Banks are connected to NBFI sector entities via loans, securities and derivatives exposures, as well as funding dependencies. Linkages with the NBFI sector expose banks to liquidity, market and credit risks. Funding from NBFI entities would appear to be the most likely and strongest spillover channel, given that NBFI entities maintain their liquidity buffers primarily as deposits and very short-term repo transactions with banks.
At the same time, direct credit exposures are smaller and are often related to NBFI entities associated with banking groups. Links with NBFI entities are highly concentrated in a small group of systemically important banks, whose sizeable capital and liquidity buffers are essential to mitigate spillover risks.
NBFI entities play a major role as providers of repo funding to banks. In the last quarter of 2022, almost half of all repo funding to banks came from these entities. The share of euro area bank repo funding from non-banks has fluctuated between 41% and 54% since 2015. Investment funds and other financial institutions are the largest group of NBFI entities providing repo funding to banks, with French, German and Dutch banks being the main recipients.
The bulk of the NBFI sector’s repo funding to banks has a very short maturity. Around half the repo funding provided by NBFI entities consists of overnight transactions, while almost 80% of volumes have a maturity of one month or less. This suggests that banks may face significant rollover risk.
As is the case for unsecured deposits, repo transactions often serve as a liquidity buffer for NBFI entities, in particular for investment funds and other financial institutions, including broker-dealers (Chart B.2, panel b). Banks might therefore need to replace the funding obtained in the repo market very rapidly if the NBFI sector were to be hit by large, abrupt outflows.
Banks’ funding from NBFI entities is highly concentrated, on both the borrower and the lender side. Large banks account for about 80% of euro area banks’ total repo borrowing from NBFI entities.
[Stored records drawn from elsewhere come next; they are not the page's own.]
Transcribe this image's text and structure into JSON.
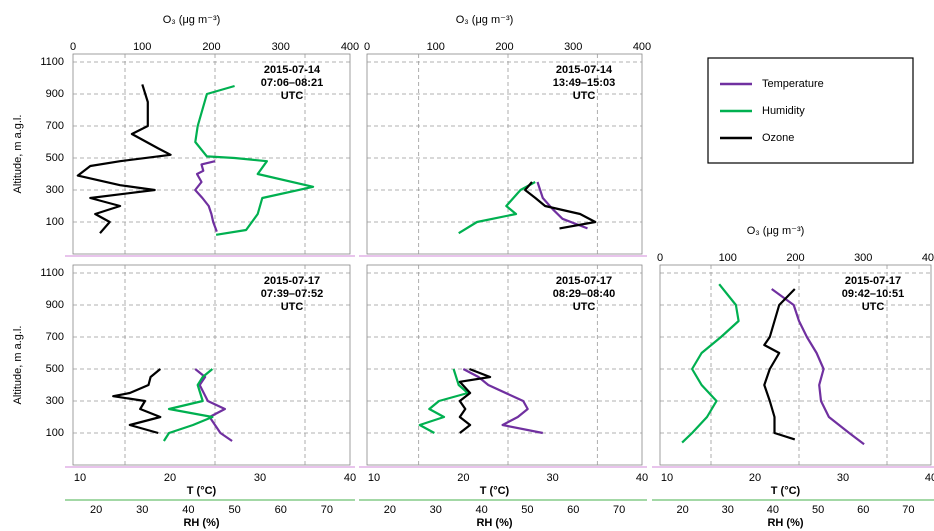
{
  "chart_data": [
    {
      "type": "line",
      "annotation": [
        "2015-07-14",
        "07:06–08:21",
        "UTC"
      ],
      "ylabel": "Altitude, m a.g.l.",
      "ylim": [
        -100,
        1150
      ],
      "yticks": [
        100,
        300,
        500,
        700,
        900,
        1100
      ],
      "ytick_labels": true,
      "o3_label": "O₃ (μg m⁻³)",
      "o3lim": [
        0,
        400
      ],
      "o3ticks": [
        0,
        100,
        200,
        300,
        400
      ],
      "tlim": [
        10,
        40
      ],
      "rhlim": [
        15,
        75
      ],
      "t_grid": [
        15,
        25,
        35
      ],
      "series": [
        {
          "name": "Temperature",
          "color": "#7030a0",
          "axis": "t",
          "x": [
            25.0,
            23.5,
            23.7,
            23.0,
            23.5,
            22.8,
            23.6,
            24.3,
            24.6,
            24.8,
            25.2
          ],
          "y": [
            480,
            460,
            420,
            400,
            350,
            300,
            250,
            200,
            150,
            100,
            40
          ]
        },
        {
          "name": "Humidity",
          "color": "#00b050",
          "axis": "rh",
          "x": [
            50,
            44,
            43,
            42,
            41.5,
            44,
            50,
            57,
            55,
            67,
            56,
            55,
            52.5,
            46
          ],
          "y": [
            950,
            900,
            800,
            700,
            600,
            510,
            500,
            480,
            400,
            320,
            250,
            150,
            50,
            20
          ]
        },
        {
          "name": "Ozone",
          "color": "#000000",
          "axis": "o3",
          "x": [
            100,
            108,
            108,
            85,
            123,
            141,
            68,
            25,
            7,
            68,
            118,
            25,
            68,
            32,
            53,
            39
          ],
          "y": [
            960,
            850,
            700,
            650,
            560,
            520,
            480,
            450,
            390,
            330,
            300,
            250,
            200,
            150,
            100,
            30
          ]
        }
      ]
    },
    {
      "type": "line",
      "annotation": [
        "2015-07-14",
        "13:49–15:03",
        "UTC"
      ],
      "ylim": [
        -100,
        1150
      ],
      "yticks": [
        100,
        300,
        500,
        700,
        900,
        1100
      ],
      "ytick_labels": false,
      "o3_label": "O₃ (μg m⁻³)",
      "o3lim": [
        0,
        400
      ],
      "o3ticks": [
        0,
        100,
        200,
        300,
        400
      ],
      "tlim": [
        10,
        40
      ],
      "rhlim": [
        15,
        75
      ],
      "t_grid": [
        15,
        25,
        35
      ],
      "series": [
        {
          "color": "#7030a0",
          "axis": "t",
          "x": [
            28.3,
            28.9,
            30.0,
            31.1,
            33.9
          ],
          "y": [
            350,
            250,
            180,
            120,
            60
          ]
        },
        {
          "color": "#00b050",
          "axis": "rh",
          "x": [
            51.7,
            48.5,
            45.4,
            47.5,
            39,
            35
          ],
          "y": [
            350,
            300,
            200,
            150,
            100,
            30
          ]
        },
        {
          "color": "#000000",
          "axis": "o3",
          "x": [
            240,
            230,
            245,
            259,
            310,
            332,
            280
          ],
          "y": [
            350,
            300,
            250,
            200,
            150,
            100,
            60
          ]
        }
      ]
    },
    {
      "type": "line",
      "annotation": [
        "2015-07-17",
        "07:39–07:52",
        "UTC"
      ],
      "ylabel": "Altitude, m a.g.l.",
      "ylim": [
        -100,
        1150
      ],
      "yticks": [
        100,
        300,
        500,
        700,
        900,
        1100
      ],
      "ytick_labels": true,
      "o3lim": [
        0,
        400
      ],
      "t_label": "T (°C)",
      "tlim": [
        10,
        40
      ],
      "tticks": [
        10,
        20,
        30,
        40
      ],
      "rh_label": "RH (%)",
      "rhlim": [
        15,
        75
      ],
      "rhticks": [
        20,
        30,
        40,
        50,
        60,
        70
      ],
      "t_grid": [
        15,
        25,
        35
      ],
      "series": [
        {
          "color": "#7030a0",
          "axis": "t",
          "x": [
            22.8,
            23.9,
            23.3,
            24.2,
            26.1,
            24.4,
            25.6,
            26.9
          ],
          "y": [
            500,
            450,
            400,
            300,
            250,
            200,
            100,
            50
          ]
        },
        {
          "color": "#00b050",
          "axis": "rh",
          "x": [
            45.2,
            43.1,
            42,
            43.1,
            35.8,
            45.2,
            41,
            35.8,
            34.7
          ],
          "y": [
            500,
            450,
            400,
            300,
            250,
            200,
            150,
            100,
            50
          ]
        },
        {
          "color": "#000000",
          "axis": "o3",
          "x": [
            126,
            112,
            109,
            82,
            58,
            104,
            97,
            126,
            82,
            123
          ],
          "y": [
            500,
            450,
            400,
            350,
            330,
            300,
            250,
            200,
            150,
            100
          ]
        }
      ]
    },
    {
      "type": "line",
      "annotation": [
        "2015-07-17",
        "08:29–08:40",
        "UTC"
      ],
      "ylim": [
        -100,
        1150
      ],
      "yticks": [
        100,
        300,
        500,
        700,
        900,
        1100
      ],
      "ytick_labels": false,
      "o3lim": [
        0,
        400
      ],
      "t_label": "T (°C)",
      "tlim": [
        10,
        40
      ],
      "tticks": [
        10,
        20,
        30,
        40
      ],
      "rh_label": "RH (%)",
      "rhlim": [
        15,
        75
      ],
      "rhticks": [
        20,
        30,
        40,
        50,
        60,
        70
      ],
      "t_grid": [
        15,
        25,
        35
      ],
      "series": [
        {
          "color": "#7030a0",
          "axis": "t",
          "x": [
            20,
            21.7,
            22.8,
            26.7,
            27.2,
            26.1,
            24.4,
            28.9
          ],
          "y": [
            500,
            450,
            400,
            300,
            250,
            200,
            150,
            100
          ]
        },
        {
          "color": "#00b050",
          "axis": "rh",
          "x": [
            33.9,
            35,
            37,
            30.7,
            28.6,
            31.8,
            26.5,
            29.7
          ],
          "y": [
            500,
            400,
            350,
            300,
            250,
            200,
            150,
            100
          ]
        },
        {
          "color": "#000000",
          "axis": "o3",
          "x": [
            149,
            179,
            135,
            150,
            135,
            143,
            135,
            150,
            135
          ],
          "y": [
            500,
            450,
            420,
            350,
            300,
            250,
            200,
            150,
            100
          ]
        }
      ]
    },
    {
      "type": "line",
      "annotation": [
        "2015-07-17",
        "09:42–10:51",
        "UTC"
      ],
      "ylim": [
        -100,
        1150
      ],
      "yticks": [
        100,
        300,
        500,
        700,
        900,
        1100
      ],
      "ytick_labels": false,
      "o3_label": "O₃ (μg m⁻³)",
      "o3lim": [
        0,
        400
      ],
      "o3ticks": [
        0,
        100,
        200,
        300,
        400
      ],
      "t_label": "T (°C)",
      "tlim": [
        10,
        40
      ],
      "tticks": [
        10,
        20,
        30,
        40
      ],
      "rh_label": "RH (%)",
      "rhlim": [
        15,
        75
      ],
      "rhticks": [
        20,
        30,
        40,
        50,
        60,
        70
      ],
      "t_grid": [
        15,
        25,
        35
      ],
      "series": [
        {
          "color": "#7030a0",
          "axis": "t",
          "x": [
            21.9,
            24.4,
            25,
            25.9,
            27,
            27.8,
            27.3,
            27.5,
            28.4,
            30.7,
            32.4
          ],
          "y": [
            1000,
            900,
            800,
            700,
            600,
            500,
            400,
            300,
            200,
            100,
            30
          ]
        },
        {
          "color": "#00b050",
          "axis": "rh",
          "x": [
            28.1,
            31.8,
            32.4,
            28.5,
            24.2,
            22.1,
            24.2,
            27.5,
            25.4,
            22.1,
            19.9
          ],
          "y": [
            1030,
            900,
            800,
            700,
            600,
            500,
            400,
            300,
            200,
            100,
            40
          ]
        },
        {
          "color": "#000000",
          "axis": "o3",
          "x": [
            199,
            176,
            169,
            162,
            154,
            176,
            162,
            154,
            162,
            169,
            169,
            199
          ],
          "y": [
            1000,
            900,
            800,
            700,
            650,
            600,
            500,
            400,
            300,
            200,
            100,
            60
          ]
        }
      ]
    }
  ]
}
These banks play a central role in the market, as they are virtually the only recipient of repo liquidity from investment funds, insurers, pension funds and money market funds. Most of the repo volume is also concentrated in a small number of lenders. The top 10% of lenders by size provide 88% of total funding. These figures suggest that concentration risk is elevated, as there is a small number of banks which heavily rely on repo funding, which is provided by a small number of NBFI entities.